Let's start this business with the most timeless headline ever written. "Toxic liquor leaves village of widows."

Did anybody watch Jay Leno on Friday night? Maybe on a bed-mounted flat-panel TV? Apparently Libertarian gnome Ron Paul analyzed his fellow combatants for the GOP presidential nomination, announcing that Michele Bachmann "hates Muslims" and that Rick Santorum doesn't like "gay people and Muslims."

More unfiltered political rhetoric! Philandering futurist Newt Gingrich worries we're deep in a dictatorship because judges have the final say on the rule of law. Instead, Newt says, we ought to punish judges who issue rulings he personally doesn't like and that if he manages to become president next year, he'd be okay with utterly ignoring rulings he doesn't agree with. Because, yes, that's what a democracy looks like. (Which also means Newt wouldn't care if Barack Obama personally ignored Citizens United and any future rebukes of his healthcare laws. Right?)

Meanwhile, GOP candidate Mitt Romney,
a model for those insipid sweater-wearing-family photos at Supercuts, and also for the Sears catalog, is slowly but surely wearing down top political endorsers who realize that even though he's boring and robotic, he's also not demonstrably insane.

Proving it's easier for Congress to strip away civil liberties than preserve tax cuts for poor and middle-class Americans, House Republicans have promised to block a bipartisan Senate bill that extends a payroll tax cut. Of course, the Senate bill extended the tax cut only for two months anyway, so...

The war in Iraq is "over." But not the shitty economy or lousy job market. So, you know, welcome home, troops! (Maybe invading Iran would make sense. Jobs, jobs, jobs!)

In local protest news: The Portland Occupier has a thoughtful account of yesterday's immigration rally and march through our own downtown. (The O has a bare-bones account of another march, last night, failing to mention that the march was in solidarity against the National Defense Authorization Act.

In national protest news: A massive swarm of occupiers in New York City—joined by members of the clergy—brought out a mobile staircase in hopes of scaling a large fence blocking off a hoped-for new campsite. About 50 of them were promptly arrested. And now, it seems, authorities are laying the groundwork for a possible ouster of Occupy D.C., the only remaining big-city occupy camp.

In global protest news!
Egyptian soldiers have killed 10 and wounded hundreds more—targeting women for beatings, etc.,—as protests continue to rage against the Arab country's "transitional" military government. Also! An entire village in China has been occupied, a revolt against corrupt local officials that has evolved into a tense, days-long standoff.

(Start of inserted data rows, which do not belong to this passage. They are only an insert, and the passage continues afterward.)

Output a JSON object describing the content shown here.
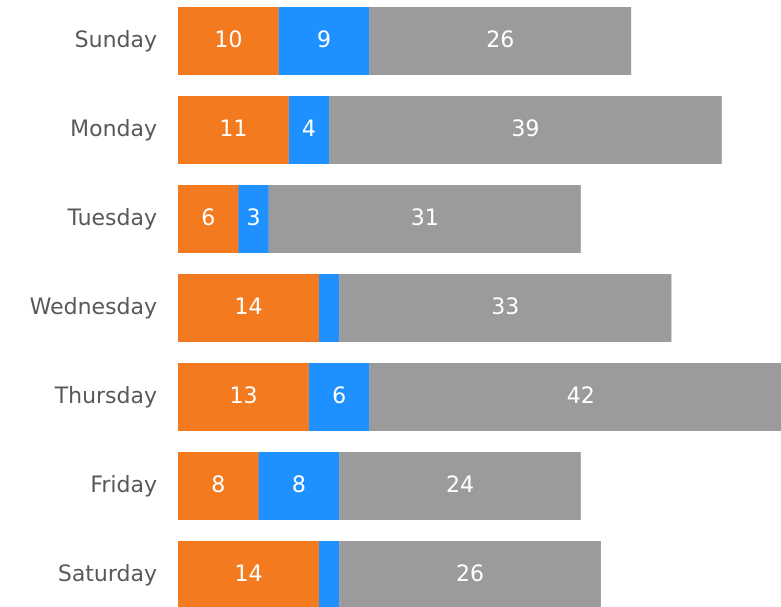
{
  "chart_data": {
    "type": "stacked-bar",
    "orientation": "horizontal",
    "categories": [
      "Sunday",
      "Monday",
      "Tuesday",
      "Wednesday",
      "Thursday",
      "Friday",
      "Saturday"
    ],
    "series": [
      {
        "color": "#f47a20",
        "values": [
          10,
          11,
          6,
          14,
          13,
          8,
          14
        ]
      },
      {
        "color": "#1e90ff",
        "values": [
          9,
          4,
          3,
          2,
          6,
          8,
          2
        ]
      },
      {
        "color": "#9b9b9b",
        "values": [
          26,
          39,
          31,
          33,
          42,
          24,
          26
        ]
      }
    ]
  }
}
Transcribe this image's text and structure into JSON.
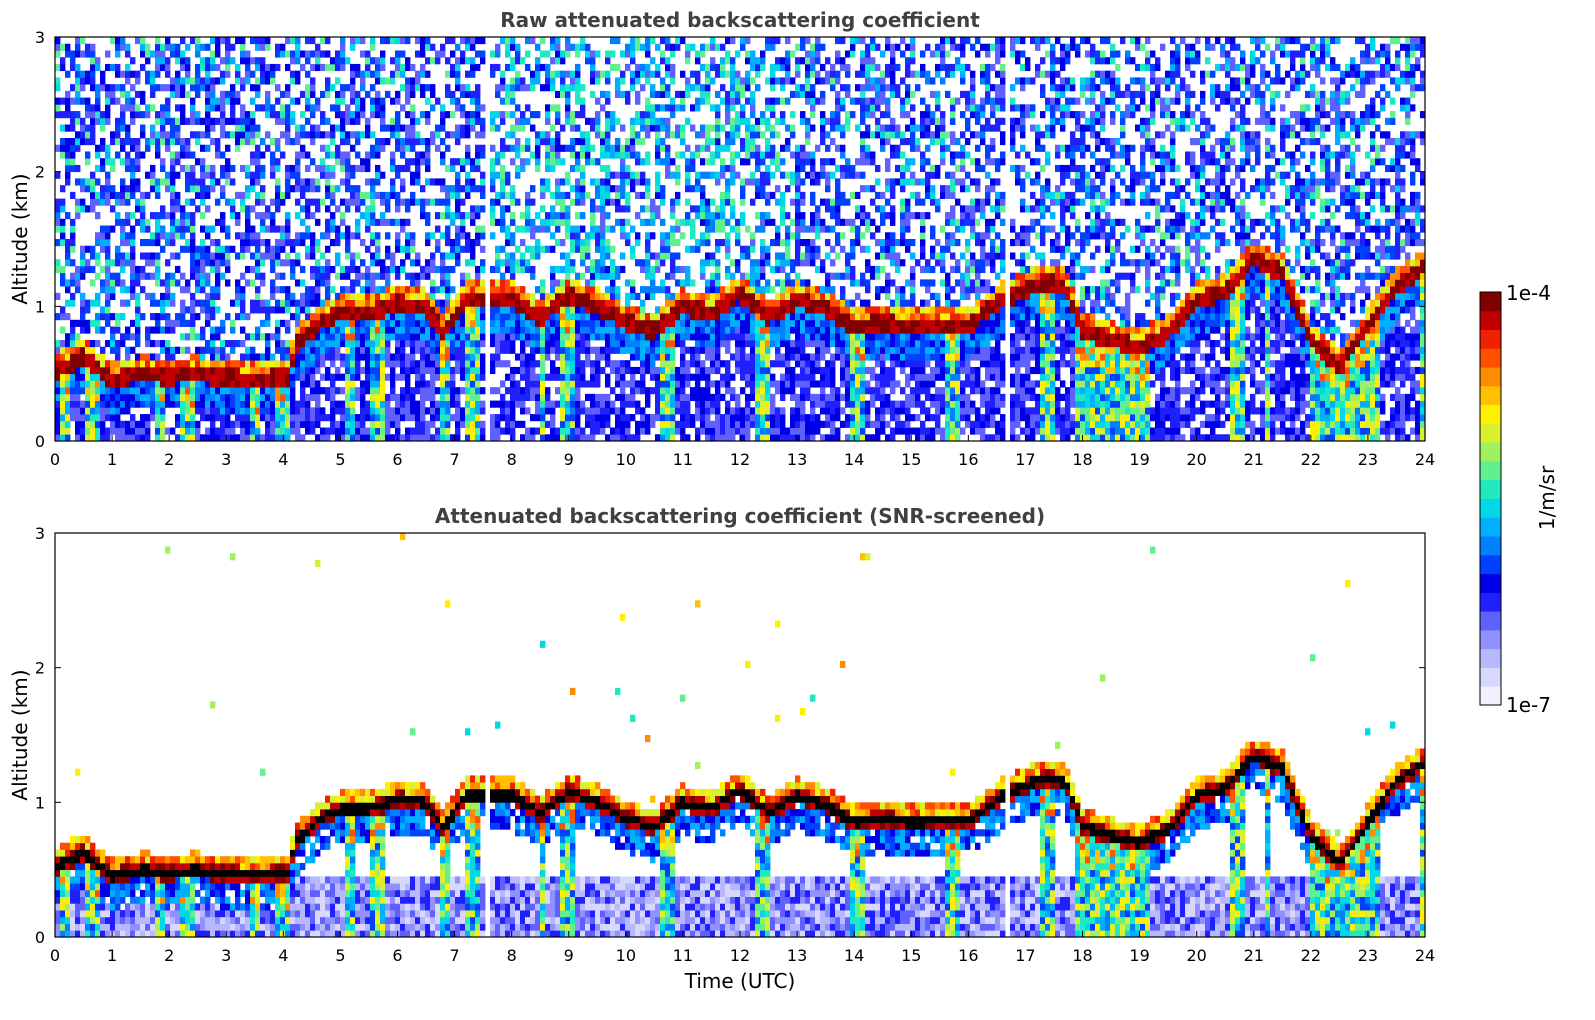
{
  "chart_data": [
    {
      "type": "heatmap",
      "title": "Raw attenuated backscattering coefficient",
      "xlabel": "",
      "ylabel": "Altitude (km)",
      "xlim": [
        0,
        24
      ],
      "ylim": [
        0,
        3
      ],
      "xticks": [
        "0",
        "1",
        "2",
        "3",
        "4",
        "5",
        "6",
        "7",
        "8",
        "9",
        "10",
        "11",
        "12",
        "13",
        "14",
        "15",
        "16",
        "17",
        "18",
        "19",
        "20",
        "21",
        "22",
        "23",
        "24"
      ],
      "yticks": [
        "0",
        "1",
        "2",
        "3"
      ],
      "screened": false,
      "data_gaps_hours": [
        [
          7.5,
          7.6
        ],
        [
          16.65,
          16.75
        ]
      ],
      "cloud_base_km": [
        {
          "t": 0,
          "z": 0.52
        },
        {
          "t": 0.5,
          "z": 0.62
        },
        {
          "t": 1,
          "z": 0.45
        },
        {
          "t": 1.5,
          "z": 0.5
        },
        {
          "t": 2,
          "z": 0.48
        },
        {
          "t": 2.5,
          "z": 0.5
        },
        {
          "t": 3,
          "z": 0.47
        },
        {
          "t": 3.5,
          "z": 0.46
        },
        {
          "t": 4.1,
          "z": 0.47
        },
        {
          "t": 4.2,
          "z": 0.7
        },
        {
          "t": 4.7,
          "z": 0.9
        },
        {
          "t": 5,
          "z": 0.95
        },
        {
          "t": 5.5,
          "z": 0.95
        },
        {
          "t": 6,
          "z": 1.02
        },
        {
          "t": 6.5,
          "z": 1.0
        },
        {
          "t": 6.8,
          "z": 0.8
        },
        {
          "t": 7.2,
          "z": 1.05
        },
        {
          "t": 7.5,
          "z": 1.05
        },
        {
          "t": 8,
          "z": 1.05
        },
        {
          "t": 8.5,
          "z": 0.92
        },
        {
          "t": 9,
          "z": 1.08
        },
        {
          "t": 9.5,
          "z": 1.0
        },
        {
          "t": 10,
          "z": 0.88
        },
        {
          "t": 10.5,
          "z": 0.82
        },
        {
          "t": 11,
          "z": 1.0
        },
        {
          "t": 11.5,
          "z": 0.95
        },
        {
          "t": 12,
          "z": 1.1
        },
        {
          "t": 12.5,
          "z": 0.92
        },
        {
          "t": 13,
          "z": 1.05
        },
        {
          "t": 13.5,
          "z": 0.98
        },
        {
          "t": 14,
          "z": 0.85
        },
        {
          "t": 14.5,
          "z": 0.88
        },
        {
          "t": 15,
          "z": 0.85
        },
        {
          "t": 15.5,
          "z": 0.86
        },
        {
          "t": 16,
          "z": 0.86
        },
        {
          "t": 16.6,
          "z": 1.05
        },
        {
          "t": 17.3,
          "z": 1.18
        },
        {
          "t": 17.7,
          "z": 1.15
        },
        {
          "t": 18,
          "z": 0.82
        },
        {
          "t": 18.5,
          "z": 0.75
        },
        {
          "t": 19,
          "z": 0.7
        },
        {
          "t": 19.5,
          "z": 0.8
        },
        {
          "t": 20,
          "z": 1.05
        },
        {
          "t": 20.5,
          "z": 1.1
        },
        {
          "t": 21,
          "z": 1.35
        },
        {
          "t": 21.5,
          "z": 1.25
        },
        {
          "t": 22,
          "z": 0.75
        },
        {
          "t": 22.5,
          "z": 0.55
        },
        {
          "t": 23,
          "z": 0.85
        },
        {
          "t": 23.5,
          "z": 1.15
        },
        {
          "t": 24,
          "z": 1.3
        }
      ],
      "colorbar": {
        "min_label": "1e-7",
        "max_label": "1e-4",
        "label": "1/m/sr",
        "scale": "log"
      }
    },
    {
      "type": "heatmap",
      "title": "Attenuated backscattering coefficient (SNR-screened)",
      "xlabel": "Time (UTC)",
      "ylabel": "Altitude (km)",
      "xlim": [
        0,
        24
      ],
      "ylim": [
        0,
        3
      ],
      "xticks": [
        "0",
        "1",
        "2",
        "3",
        "4",
        "5",
        "6",
        "7",
        "8",
        "9",
        "10",
        "11",
        "12",
        "13",
        "14",
        "15",
        "16",
        "17",
        "18",
        "19",
        "20",
        "21",
        "22",
        "23",
        "24"
      ],
      "yticks": [
        "0",
        "1",
        "2",
        "3"
      ],
      "screened": true,
      "data_gaps_hours": [
        [
          7.5,
          7.6
        ],
        [
          16.65,
          16.75
        ]
      ]
    }
  ],
  "colorbar": {
    "max_label": "1e-4",
    "min_label": "1e-7",
    "label": "1/m/sr",
    "colors": [
      "#f0f0ff",
      "#d8d8ff",
      "#b8b8ff",
      "#9090ff",
      "#6060ff",
      "#2020ff",
      "#0000e8",
      "#0040ff",
      "#0080ff",
      "#00b0ff",
      "#00d8e8",
      "#20e8c0",
      "#60f090",
      "#a0f060",
      "#d8f030",
      "#fff000",
      "#ffc000",
      "#ff8c00",
      "#ff5000",
      "#f02000",
      "#c00000",
      "#800000"
    ]
  }
}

How many Libyan civilians died in NATO airstrikes? NATO isn't so interested in keeping count, using words like "flawless" to describe the air attacks. Witnesses and the New York Times, however, say scores were killed in what's largely been a silent cost of the war.

Vaclav Havel, the Czech writer who endured years of Communist censorship, surveillance and prisons only lead his country into the embrace of the West after the crumbling of the Iron Curtain, has died. He was 75. (But perhaps Havel's most controversial accomplishment? Marrying "an actress who had once played a topless vampire in a film.")

A small-town, family-values Mississippi mayor announces he's gay after a city audit finds he spent taxpayer dollars at godless, Gomorrah-like Canada's "premiere gay lifestyle store and sex shop." He's apologized for not being honest with himself, or his supporters, about who he really is—but not for the thing he's actually done wrong: the misuse of city money.